[파이썬] 데이터 피벗 테이블 생성

In data analysis and data preprocessing tasks, creating pivot tables is a common technique to summarize and analyze data in a structured manner. A pivot table aggregates and calculates values based on one or more variables. In this blog post, we will explore how to create pivot tables in Python using the popular pandas library.

Prerequisites

To follow along with the code examples in this tutorial, make sure you have the following prerequisites:

pip install pandas

Importing the necessary libraries

In Python, we need to import the pandas library to create pivot tables. Additionally, we will import a dataset to work with. Let’s start by importing the necessary libraries:

import pandas as pd

Loading the dataset

For this tutorial, let’s assume we have a dataset called sales_data.csv that contains information about sales transactions. We will load this dataset into a pandas dataframe:

data = pd.read_csv('sales_data.csv')

Creating a pivot table

Now that we have our dataset loaded, we can create a pivot table using the pivot_table function provided by pandas. Let’s say we want to calculate the sum of revenue for each product category and region. Here’s how we can accomplish that:

pivot_table_data = data.pivot_table(values='revenue', index='category', columns='region', aggfunc='sum')
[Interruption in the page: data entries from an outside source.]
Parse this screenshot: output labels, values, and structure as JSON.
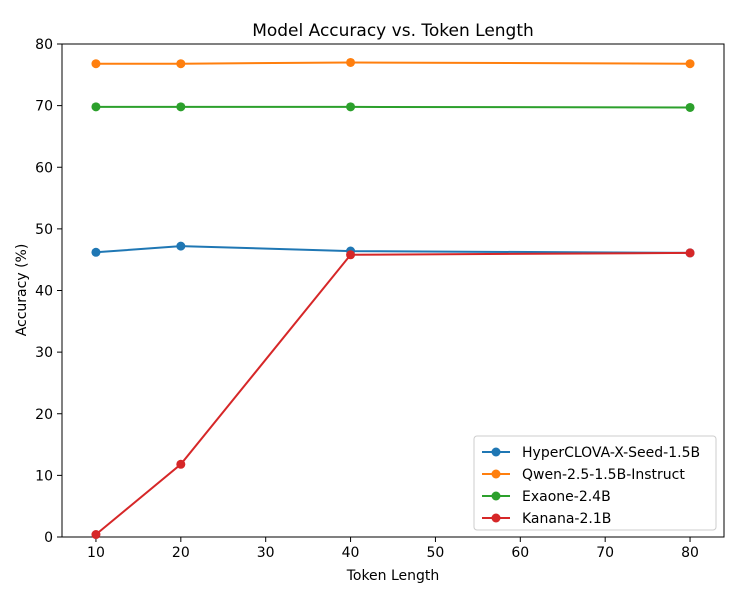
{
  "chart_data": {
    "type": "line",
    "title": "Model Accuracy vs. Token Length",
    "xlabel": "Token Length",
    "ylabel": "Accuracy (%)",
    "xlim": [
      6,
      84
    ],
    "ylim": [
      0,
      80
    ],
    "xticks": [
      10,
      20,
      30,
      40,
      50,
      60,
      70,
      80
    ],
    "yticks": [
      0,
      10,
      20,
      30,
      40,
      50,
      60,
      70,
      80
    ],
    "x": [
      10,
      20,
      40,
      80
    ],
    "legend_position": "lower-right",
    "series": [
      {
        "name": "HyperCLOVA-X-Seed-1.5B",
        "color": "#1f77b4",
        "values": [
          46.2,
          47.2,
          46.4,
          46.1
        ]
      },
      {
        "name": "Qwen-2.5-1.5B-Instruct",
        "color": "#ff7f0e",
        "values": [
          76.8,
          76.8,
          77.0,
          76.8
        ]
      },
      {
        "name": "Exaone-2.4B",
        "color": "#2ca02c",
        "values": [
          69.8,
          69.8,
          69.8,
          69.7
        ]
      },
      {
        "name": "Kanana-2.1B",
        "color": "#d62728",
        "values": [
          0.4,
          11.8,
          45.8,
          46.1
        ]
      }
    ]
  }
}
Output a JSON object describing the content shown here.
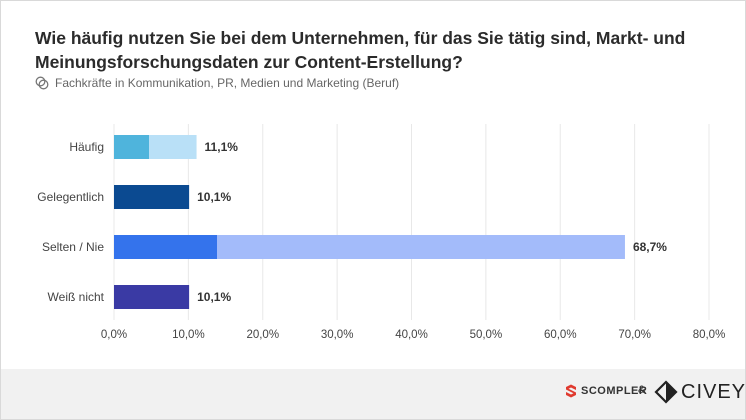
{
  "header": {
    "title": "Wie häufig nutzen Sie bei dem Unternehmen, für das Sie tätig sind, Markt- und Meinungsforschungsdaten zur Content-Erstellung?",
    "subtitle": "Fachkräfte in Kommunikation, PR, Medien und Marketing (Beruf)",
    "subtitle_icon": "target-group-icon"
  },
  "chart_data": {
    "type": "bar",
    "orientation": "horizontal",
    "categories": [
      "Häufig",
      "Gelegentlich",
      "Selten / Nie",
      "Weiß nicht"
    ],
    "values": [
      11.1,
      10.1,
      68.7,
      10.1
    ],
    "value_labels": [
      "11,1%",
      "10,1%",
      "68,7%",
      "10,1%"
    ],
    "xlim": [
      0,
      80
    ],
    "x_ticks": [
      "0,0%",
      "10,0%",
      "20,0%",
      "30,0%",
      "40,0%",
      "50,0%",
      "60,0%",
      "70,0%",
      "80,0%"
    ],
    "grid": true,
    "colors": {
      "Häufig": [
        "#4fb4dc",
        "#b9e0f7"
      ],
      "Gelegentlich": [
        "#0b4a91",
        "#0b4a91"
      ],
      "Selten / Nie": [
        "#3473ec",
        "#a3bbfa"
      ],
      "Weiß nicht": [
        "#3a3aa4",
        "#3a3aa4"
      ]
    }
  },
  "footer": {
    "brand_left": "SCOMPLER",
    "separator": "&",
    "brand_right": "CIVEY"
  }
}
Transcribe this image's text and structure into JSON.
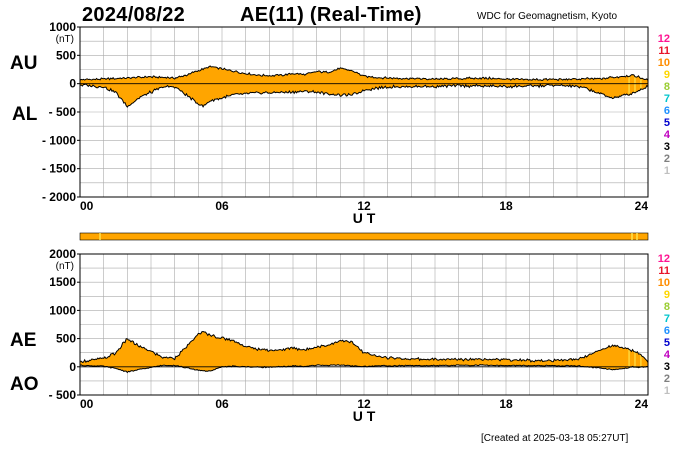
{
  "header": {
    "date": "2024/08/22",
    "title": "AE(11) (Real-Time)",
    "source": "WDC for Geomagnetism, Kyoto"
  },
  "footer": {
    "created": "[Created at 2025-03-18 05:27UT]"
  },
  "colors": {
    "fill": "#ffa500",
    "line": "#000000",
    "grid": "#aaaaaa",
    "mark": "#ffe24a"
  },
  "level_scale": [
    {
      "label": "12",
      "color": "#ff1493"
    },
    {
      "label": "11",
      "color": "#e8152a"
    },
    {
      "label": "10",
      "color": "#ff8c00"
    },
    {
      "label": "9",
      "color": "#ffd700"
    },
    {
      "label": "8",
      "color": "#9acd32"
    },
    {
      "label": "7",
      "color": "#00c5cd"
    },
    {
      "label": "6",
      "color": "#1e90ff"
    },
    {
      "label": "5",
      "color": "#0000cd"
    },
    {
      "label": "4",
      "color": "#c000c0"
    },
    {
      "label": "3",
      "color": "#000000"
    },
    {
      "label": "2",
      "color": "#808080"
    },
    {
      "label": "1",
      "color": "#c0c0c0"
    }
  ],
  "chart_data": [
    {
      "type": "area",
      "id": "au_al",
      "series": [
        {
          "name": "AU",
          "x": [
            0,
            1,
            1.5,
            2,
            2.5,
            3,
            3.5,
            4,
            4.5,
            5,
            5.5,
            6,
            6.5,
            7,
            7.5,
            8,
            8.5,
            9,
            9.5,
            10,
            10.5,
            11,
            11.5,
            12,
            12.5,
            13,
            14,
            15,
            16,
            17,
            18,
            19,
            20,
            21,
            22,
            22.5,
            23,
            23.3,
            23.6,
            24
          ],
          "y": [
            70,
            80,
            90,
            100,
            110,
            120,
            110,
            100,
            150,
            230,
            300,
            260,
            220,
            180,
            150,
            140,
            150,
            180,
            160,
            210,
            200,
            270,
            230,
            130,
            110,
            100,
            90,
            80,
            90,
            100,
            80,
            70,
            75,
            80,
            90,
            110,
            130,
            150,
            120,
            60
          ]
        },
        {
          "name": "AL",
          "x": [
            0,
            0.5,
            1,
            1.5,
            1.8,
            2,
            2.5,
            3,
            3.5,
            4,
            4.5,
            5,
            5.2,
            5.5,
            6,
            6.5,
            7,
            7.5,
            8,
            8.5,
            9,
            9.5,
            10,
            10.5,
            11,
            11.5,
            12,
            12.5,
            13,
            14,
            15,
            16,
            17,
            18,
            19,
            20,
            21,
            21.5,
            22,
            22.5,
            23,
            23.5,
            24
          ],
          "y": [
            -20,
            -40,
            -60,
            -150,
            -300,
            -400,
            -250,
            -150,
            -60,
            -50,
            -200,
            -350,
            -400,
            -300,
            -250,
            -200,
            -180,
            -160,
            -160,
            -150,
            -150,
            -140,
            -150,
            -180,
            -200,
            -200,
            -120,
            -80,
            -60,
            -50,
            -50,
            -40,
            -40,
            -50,
            -40,
            -30,
            -50,
            -100,
            -180,
            -250,
            -200,
            -150,
            -40
          ]
        }
      ],
      "ylim": [
        -2000,
        1000
      ],
      "yticks": [
        "1000",
        "500",
        "0",
        "- 500",
        "- 1000",
        "- 1500",
        "- 2000"
      ],
      "ytick_values": [
        1000,
        500,
        0,
        -500,
        -1000,
        -1500,
        -2000
      ],
      "unit": "(nT)",
      "xlim": [
        0,
        24
      ],
      "xticks": [
        "00",
        "06",
        "12",
        "18",
        "24"
      ],
      "xtick_values": [
        0,
        6,
        12,
        18,
        24
      ],
      "xlabel": "U T",
      "label_upper": "AU",
      "label_lower": "AL",
      "grid": true
    },
    {
      "type": "area",
      "id": "ae_ao",
      "series": [
        {
          "name": "AE",
          "x": [
            0,
            0.5,
            1,
            1.5,
            1.8,
            2,
            2.5,
            3,
            3.5,
            4,
            4.5,
            5,
            5.2,
            5.5,
            6,
            6.5,
            7,
            7.5,
            8,
            8.5,
            9,
            9.5,
            10,
            10.5,
            11,
            11.5,
            12,
            12.5,
            13,
            14,
            15,
            16,
            17,
            18,
            19,
            20,
            21,
            21.5,
            22,
            22.5,
            23,
            23.5,
            24
          ],
          "y": [
            90,
            120,
            150,
            240,
            400,
            500,
            360,
            270,
            170,
            150,
            350,
            580,
            620,
            560,
            510,
            460,
            360,
            310,
            300,
            300,
            330,
            300,
            360,
            380,
            470,
            430,
            250,
            190,
            160,
            140,
            130,
            130,
            140,
            130,
            110,
            105,
            130,
            210,
            300,
            380,
            330,
            270,
            100
          ]
        },
        {
          "name": "AO",
          "x": [
            0,
            1,
            1.5,
            2,
            2.5,
            3,
            3.5,
            4,
            4.5,
            5,
            5.5,
            6,
            6.5,
            7,
            7.5,
            8,
            8.5,
            9,
            9.5,
            10,
            10.5,
            11,
            11.5,
            12,
            12.5,
            13,
            14,
            15,
            16,
            17,
            18,
            19,
            20,
            21,
            22,
            22.5,
            23,
            23.3,
            23.6,
            24
          ],
          "y": [
            25,
            10,
            -30,
            -90,
            -50,
            -10,
            25,
            25,
            -20,
            -60,
            -80,
            0,
            10,
            0,
            -5,
            -5,
            0,
            15,
            5,
            30,
            25,
            35,
            15,
            5,
            15,
            20,
            20,
            20,
            25,
            30,
            20,
            20,
            20,
            15,
            -20,
            -50,
            -35,
            0,
            -15,
            10
          ]
        }
      ],
      "ylim": [
        -500,
        2000
      ],
      "yticks": [
        "2000",
        "1500",
        "1000",
        "500",
        "0",
        "- 500"
      ],
      "ytick_values": [
        2000,
        1500,
        1000,
        500,
        0,
        -500
      ],
      "unit": "(nT)",
      "xlim": [
        0,
        24
      ],
      "xticks": [
        "00",
        "06",
        "12",
        "18",
        "24"
      ],
      "xtick_values": [
        0,
        6,
        12,
        18,
        24
      ],
      "xlabel": "U T",
      "label_upper": "AE",
      "label_lower": "AO",
      "grid": true
    }
  ]
}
In the above code, we specify the values parameter as the column name that we want to aggregate (‘revenue’ in this case). The index parameter represents the variable that we want to group our data by (‘category’ in this case), and the columns parameter represents the second variable that we want to group by (‘region’ in this case). Finally, the aggfunc parameter defines the aggregation function to be applied (‘sum’ in this case).

Displaying the pivot table

To view the generated pivot table, we can simply print the pivot_table_data dataframe:

print(pivot_table_data)

This will display the pivot table in a tabular format with the sum of revenue for each product category and region.

Conclusion

Creating pivot tables in Python is a powerful tool for summarizing and analyzing data. In this blog post, we explored how to create pivot tables using the pandas library. We learned how to load a dataset, create a pivot table, and display the results. By utilizing pivot tables, we can gain valuable insights from our data and make informed decisions in data analysis tasks.